21 Temmuz 2010 Çarşamba

Sözün bittiği yer / Mehmet Kamış

2007 Haziran'ında Türkiye'de çok tartışılan Hudson konferanslarından birinde Amerikalılar, "PKK'nın bazı yöneticileri tutuklanıp Türkiye'ye teslim edilirse acaba Türkiye'deki sorun çözülür mü?" diye bir öneri ortaya atıyor.

Toplantıya katılan Kubat Talabani'ye göre, Türkiye'nin Washington Konsolosluğu Askerî bölümündeki temsilcilerden birisi öneriye karşı çıkıyor. Bu kişi Balyoz darbe planından dolayı yargılanan emekli Tuğgeneral Süha Tanyeri...

Aynı Süha Tanyeri, Balyoz darbe planı iddianamesinde yer alan bilgilere göre, plan semineri hazırlık notlarında, bölgede PKK-KADEK ile işbirliği yapmayı da öneriyor. PKK'nın üst düzey yöneticilerinin tutuklanmasına karşı çıkan Tanyeri, daha da ileri giderek onlarla işbirliği içinde çalışmak gerektiğini söylüyor.

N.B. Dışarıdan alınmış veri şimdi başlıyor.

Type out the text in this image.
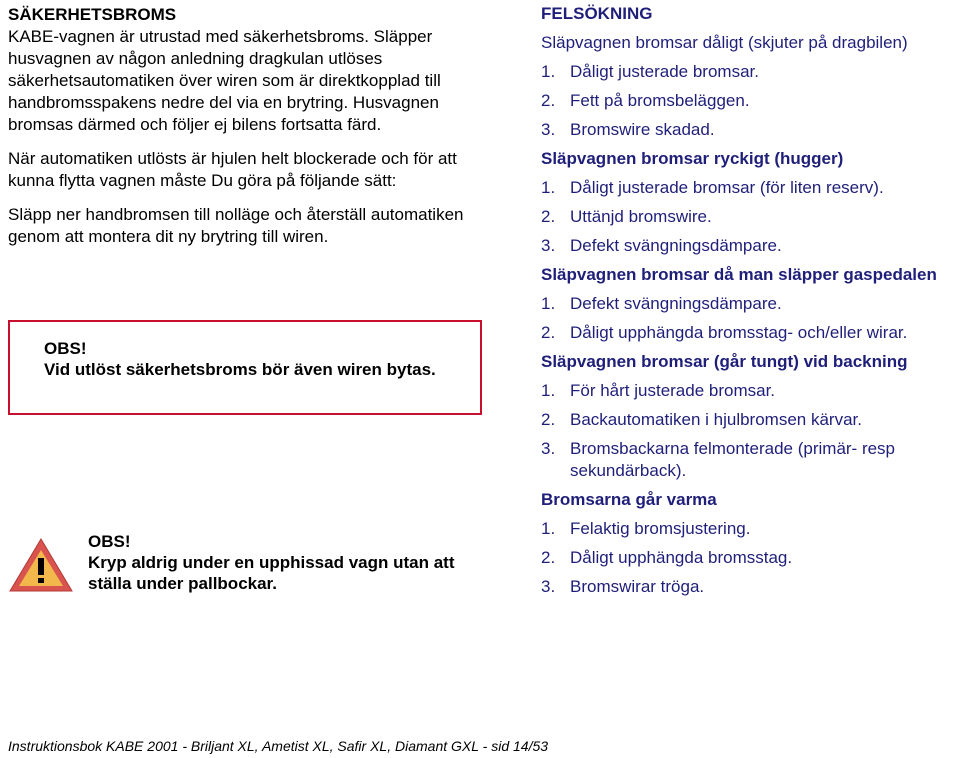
SÄKERHETSBROMS

KABE-vagnen är utrustad med säkerhetsbroms. Släpper husvagnen av någon anledning dragkulan utlöses säkerhetsautomatiken över wiren som är direktkopplad till handbromsspakens nedre del via en brytring. Husvagnen bromsas därmed och följer ej bilens fortsatta färd.

När automatiken utlösts är hjulen helt blockerade och för att kunna flytta vagnen måste Du göra på följande sätt:

Släpp ner handbromsen till nolläge och återställ automatiken genom att montera dit ny brytring till wiren.

OBS!

Vid utlöst säkerhetsbroms bör även wiren bytas.

OBS!

Kryp aldrig under en upphissad vagn utan att ställa under pallbockar.

FELSÖKNING

Släpvagnen bromsar dåligt (skjuter på dragbilen)

1. Dåligt justerade bromsar.
2. Fett på bromsbeläggen.
3. Bromswire skadad.

Släpvagnen bromsar ryckigt (hugger)

1. Dåligt justerade bromsar (för liten reserv).
2. Uttänjd bromswire.
3. Defekt svängningsdämpare.

Släpvagnen bromsar då man släpper gaspedalen

1. Defekt svängningsdämpare.
2. Dåligt upphängda bromsstag- och/eller wirar.

Släpvagnen bromsar (går tungt) vid backning

1. För hårt justerade bromsar.
2. Backautomatiken i hjulbromsen kärvar.
3. Bromsbackarna felmonterade (primär- resp sekundärback).

Bromsarna går varma

1. Felaktig bromsjustering.
2. Dåligt upphängda bromsstag.
3. Bromswirar tröga.
Instruktionsbok KABE 2001 - Briljant XL, Ametist XL, Safir XL, Diamant GXL - sid 14/53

Bu önerilerin sadece öneri olarak kalmadığı, her geçen gün daha çok ortaya çıkıyor. Geçen hafta Bugün gazetesinin gündeme getirdiği ve bugüne kadar Genelkurmay tarafından yalanlanmayan iddialara göre, Hava Pilot Yarbay S.S.Ç.'ye telefon açan Hava Pilot Üsteğmen F.Ç., PKK'lı teröristlerden 'kendi adamlarımız' diye bahsederek insansız hava aracı Heronlar yüzünden çok zayiat verdiklerini söylüyor ve "Ya koordinatları değiştirin ya da düşürün." diyor. Ancak okuyanın dehşete kapıldığı bu konuşmanın ötesinde başka bir bilgi daha gündeme geliyor ki çok vahim. O da; söz konusu üsteğmenin Genelkurmay İstihbarat Daire başkanı ile irtibatlı çıkması...

Hep sorduğumuz soruyu sormaya devam edelim; Güneydoğu'da gerçekten neler oluyor? Bu kadarcık bilgiler ışığında Güneydoğu'da çocuklarımızın şehit olduğu olaylara yeniden bakıyoruz ve orada çok karışık işlerin döndüğü yolundaki şüphelerimiz her geçen gün daha da artıyor.

PKK, statükonun dümen suyunda, onun tam istediği şekilde eylemlerine devam ediyor. Ama herkes artık olayların çok daha fazlaca farkında! AB-Türkiye Karma Parlamento Komisyonu Eşbaşkanı Helene Flautre, Zaman'a yazdığı yazıda son saldırılarla, PKK'nın temsil ettiğini ileri sürdüğü Kürtlere yönelik açılım politikalarını tıkadığını, bunun da derin devlet gibi derin PKK olgusunu ortaya çıkardığını vurguluyordu. Bu tespitler, 'Güneydoğu'da neler oluyor?' sorusunu Avrupa'nın da yüksek sesle sormaya başladığını, en tarafsız kaynakların bile PKK'nın gerçekte kime hizmet ettiğinin farkına vardığını göstermesi bakımından çok önemli.

Bilindiği gibi Türkiye referandum sürecine girerken, PKK bir gerekçe bularak ateşkesi bozdu ve saldırılara yeniden başladı. PKK ve BDP aynı zamanda anayasa referandumuna hayır kampanyası da yürütüyor. BDP, tabanın seçim sandığında söz dinlemeyip evet oyu vermesinden korktuğundan dolayı seçimi boykot edeceğini açıklamıştı. Ancak 'hayır' oylarının az kalacağından şüphe eden bir kısım merkezler onlara sandığa gitmelerini ve tabanın 'hayır' oyu vermelerini sağlamalarını isteyebilir. Yakın bir zamanda 'hayır' oyları daha çok olsun diye BDP seçim boykotunu kaldırabilir. Bu da BDP'nin ve İmralı'nın gerçekte kimin dümen suyunda hareket ettiğini daha çok gözler önüne serecek.

Güneydoğu'da her gün çocuklarımız şehit oluyor, o bölgede her konudaki ihmal diz boyu. Ama Genelkurmay İstihbarat Daire başkanına teröristlerden bahsedilirken 'bizim çocuklar' diye bahsedilmesi, sözün bittiği yeri gösteriyor. Sahiden neler oluyor bu ülkede!